LendingClub’s latest results, in the words of CEO Scott Sanborn, tell a story of “two halves” of 2022 as interest rates continue to soar:
The first half was marked by strong investor demand for the company’s loans, which boosted marketplace revenue. The second half of the year is and will be marked by a “rapidly changing rate environment temporarily affecting investor demand for loans”.
And yet there’s also a silver lining, as – perhaps unsurprisingly – consumers are also clamoring to park their money in higher-yielding savings accounts.
Deposits grew 80% year-on-year to $5.1 billion, with the 2021 acquisition of the only fully integrated digital bank Radius. The company noted that its deposit accounts offer an APY of 3.12%.
LendingClub is now navigating an environment where market volumes (the majority of creations) have been impacted by higher funding costs for some of the company’s investors, linked in part to interest rates. Market issuance of $2.4 billion was down just over 14% from the second quarter, and total lending of $3.5 billion was down 8% over the same period (up 14% year-on-year).
Investors sent the stock down 9% after hours. Midterm revenue guidance of about $260 million would represent a decline of more than 14% from the third quarter.
credit card debt consolidation
But, according to Sanborn’s commentary on the call, the fundamentals and allure of access to lower-cost credit are still in place:
“The majority of our members come to us to consolidate their credit card debt and the impact of the first few federal rate hikes is showing up in their credit card bills with rates and card balances at record lows and with further increases on the horizon,” he said. investors, adding that “our fixed rate and fixed principal loans continue to be a very attractive way for consumers to save money.”
In the loan portfolio, according to the supplements, the average FICO was 718 for the management portfolio, with an average income of more than $112,000 per year. And amid that strong profile, management said on the call, the company has increased the amount of loans withheld to $1.2 million.
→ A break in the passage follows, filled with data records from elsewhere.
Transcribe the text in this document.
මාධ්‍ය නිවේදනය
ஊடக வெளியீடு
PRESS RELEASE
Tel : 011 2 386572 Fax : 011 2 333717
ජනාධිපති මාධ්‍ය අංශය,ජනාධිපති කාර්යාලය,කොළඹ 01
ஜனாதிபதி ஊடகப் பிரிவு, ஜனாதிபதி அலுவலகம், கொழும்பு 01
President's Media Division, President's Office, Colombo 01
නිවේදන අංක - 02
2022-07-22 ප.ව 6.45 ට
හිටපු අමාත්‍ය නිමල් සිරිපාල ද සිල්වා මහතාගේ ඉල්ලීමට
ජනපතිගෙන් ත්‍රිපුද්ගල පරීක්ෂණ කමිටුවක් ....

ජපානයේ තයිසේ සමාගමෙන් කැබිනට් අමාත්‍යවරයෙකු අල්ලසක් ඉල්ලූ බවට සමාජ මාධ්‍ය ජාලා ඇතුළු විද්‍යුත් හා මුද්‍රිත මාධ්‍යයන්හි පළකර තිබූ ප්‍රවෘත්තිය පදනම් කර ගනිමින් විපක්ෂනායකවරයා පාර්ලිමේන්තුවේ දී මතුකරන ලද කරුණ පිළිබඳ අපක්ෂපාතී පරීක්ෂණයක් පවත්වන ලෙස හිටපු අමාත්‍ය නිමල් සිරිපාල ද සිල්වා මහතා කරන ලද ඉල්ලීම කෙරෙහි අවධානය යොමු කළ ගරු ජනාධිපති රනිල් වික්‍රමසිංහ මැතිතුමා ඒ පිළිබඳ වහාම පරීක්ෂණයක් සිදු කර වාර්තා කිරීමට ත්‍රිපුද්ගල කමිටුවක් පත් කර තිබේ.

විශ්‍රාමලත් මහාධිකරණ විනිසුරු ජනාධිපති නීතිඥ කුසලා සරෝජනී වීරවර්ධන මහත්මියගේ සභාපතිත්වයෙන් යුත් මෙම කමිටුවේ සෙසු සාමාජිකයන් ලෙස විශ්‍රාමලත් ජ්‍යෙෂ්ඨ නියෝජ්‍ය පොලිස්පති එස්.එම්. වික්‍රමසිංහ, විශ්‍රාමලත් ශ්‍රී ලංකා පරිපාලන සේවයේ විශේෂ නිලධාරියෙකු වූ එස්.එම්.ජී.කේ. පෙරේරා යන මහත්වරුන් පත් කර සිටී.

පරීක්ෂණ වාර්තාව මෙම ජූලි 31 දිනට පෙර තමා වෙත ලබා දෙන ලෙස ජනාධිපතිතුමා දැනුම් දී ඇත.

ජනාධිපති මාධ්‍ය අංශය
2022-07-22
Although LendingClub expects to provide a higher return by passing rate increases on to borrowers (still lower than credit card debt), a change that takes time.
Management’s commentary on the call noted that there has been no widespread stress on credit performance, and overdue payments of more than 30 days still remain below pre-pandemic levels and less than 2%.
Inflation is impacting some borrowers at the bottom of the corporate credit scale – notably near-prime loans, at around 10% of personal loans, and according to call comments, underwriting is tightening for this cohort.
Looking ahead, Sanborn said, 2023 will be “a year in two halves but in the opposite direction.” The first half will see a continued rise in interest rates, and the second half will see credit card balances at record highs – and rates may not stop climbing. This, he said, will help drive increased demand for what he called LendingClub’s “very compelling offering.”
We are always looking for partnership opportunities with innovators and disruptors.